For a healthy dose of holiday cheer and goodwill, watch something else this Christmas. 1972's HOME FOR THE HOLIDAYS, a Christmas-set made-for-TV horror movie, is as downbeat as they come, but is definitely worth watching for its Gothic flavor and for its outstanding cast. You'd be hard-pressed to find more acclaimed actors; HOME FOR THE HOLIDAYS' cast notched up 22 Emmy nominations during their careers (and six Emmy wins), as well as ten Academy Award nominations (and five Oscars). Needless to say, screenwriter Joseph Stefano (who adapted Robert Bloch's PSYCHO to the big screen for Alfred Hitchcock) provides the predominantly female cast plenty of opportunities to stretch.

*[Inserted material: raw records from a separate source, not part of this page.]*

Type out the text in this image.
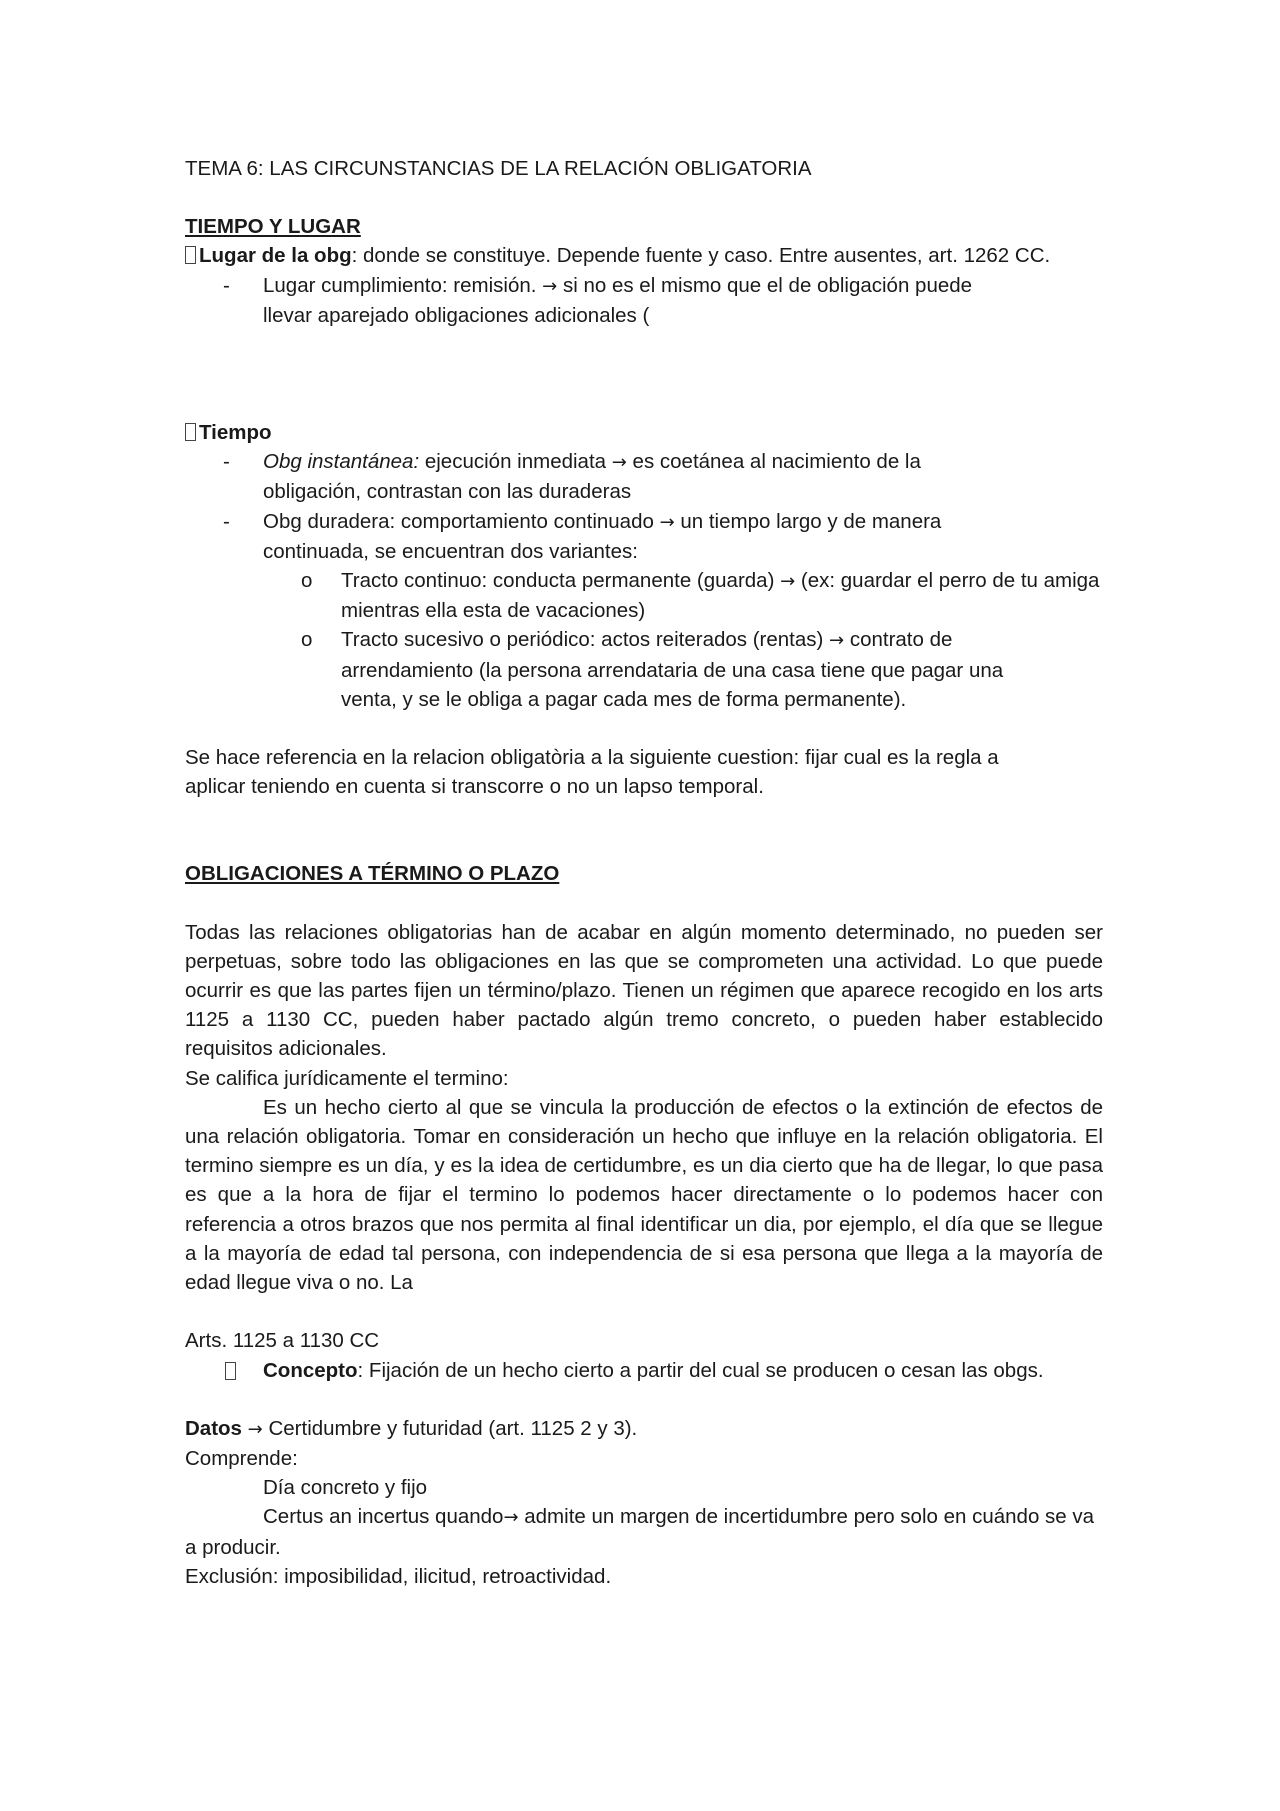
TEMA 6: LAS CIRCUNSTANCIAS DE LA RELACIÓN OBLIGATORIA

TIEMPO Y LUGAR

Lugar de la obg: donde se constituye. Depende fuente y caso. Entre ausentes, art. 1262 CC.

- Lugar cumplimiento: remisión. → si no es el mismo que el de obligación puede llevar aparejado obligaciones adicionales (

Tiempo

- Obg instantánea: ejecución inmediata → es coetánea al nacimiento de la obligación, contrastan con las duraderas
- Obg duradera: comportamiento continuado → un tiempo largo y de manera continuada, se encuentran dos variantes:
o Tracto continuo: conducta permanente (guarda) → (ex: guardar el perro de tu amiga mientras ella esta de vacaciones)
o Tracto sucesivo o periódico: actos reiterados (rentas) → contrato de arrendamiento (la persona arrendataria de una casa tiene que pagar una venta, y se le obliga a pagar cada mes de forma permanente).

Se hace referencia en la relacion obligatòria a la siguiente cuestion: fijar cual es la regla a aplicar teniendo en cuenta si transcorre o no un lapso temporal.

OBLIGACIONES A TÉRMINO O PLAZO

Todas las relaciones obligatorias han de acabar en algún momento determinado, no pueden ser perpetuas, sobre todo las obligaciones en las que se comprometen una actividad. Lo que puede ocurrir es que las partes fijen un término/plazo. Tienen un régimen que aparece recogido en los arts 1125 a 1130 CC, pueden haber pactado algún tremo concreto, o pueden haber establecido requisitos adicionales.

Se califica jurídicamente el termino:

Es un hecho cierto al que se vincula la producción de efectos o la extinción de efectos de una relación obligatoria. Tomar en consideración un hecho que influye en la relación obligatoria. El termino siempre es un día, y es la idea de certidumbre, es un dia cierto que ha de llegar, lo que pasa es que a la hora de fijar el termino lo podemos hacer directamente o lo podemos hacer con referencia a otros brazos que nos permita al final identificar un dia, por ejemplo, el día que se llegue a la mayoría de edad tal persona, con independencia de si esa persona que llega a la mayoría de edad llegue viva o no. La

Arts. 1125 a 1130 CC

Concepto: Fijación de un hecho cierto a partir del cual se producen o cesan las obgs.

Datos → Certidumbre y futuridad (art. 1125 2 y 3).

Comprende:

Día concreto y fijo

Certus an incertus quando→ admite un margen de incertidumbre pero solo en cuándo se va a producir.

Exclusión: imposibilidad, ilicitud, retroactividad.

Aged patriarch Benjamin Morgan (Walter Brennan) summons his four estranged daughters to his dying bedside on Christmas Eve: grad student Christine (Sally Field, still best known as THE FLYING NUN at this point), neurotic Frederica (Jessica Walter, just off PLAY MISTY FOR ME), party girl Joanna (Jill Haworth) and Alex (Eleanor Parker, 24 years older than Field), the oldest. None has set foot in the Morgan house since their mother's suicide nine years earlier, a death the daughters blamed on Morgan's affair with the woman he's now married to, Elizabeth (Julie Harris), who was accused of murdering her first husband. Now Morgan believes his wife is trying to poison him to death and wants his daughters' help. As the torrential rain falls, the phones go out, the roads wash over and the electricity flutters, the bodies start to tumble... Who is killing the Morgan clan and why?
At a mere 72 minutes, HOME manages to work up quite a bit of bitterness and terror, thanks to a cast of veteran scenery-chewers and Field, who hadn't quite outgrown GIDGET, but proves herself a game screamer and a cutie of a heroine. None of the actors are exactly cast against type, but the tight direction by John Llewellyn Moxey (THE NIGHT STALKER) provides enough room for them to bite down on, making this a decent enough chiller, if not among the finest on 1970's TV.
It's surprising and more than a little disappointing to note how much tamer television has become over the last thirty years. Sure, networks can say dirtier words and show the side of a breast now and again, but terror like this is a thing of the past.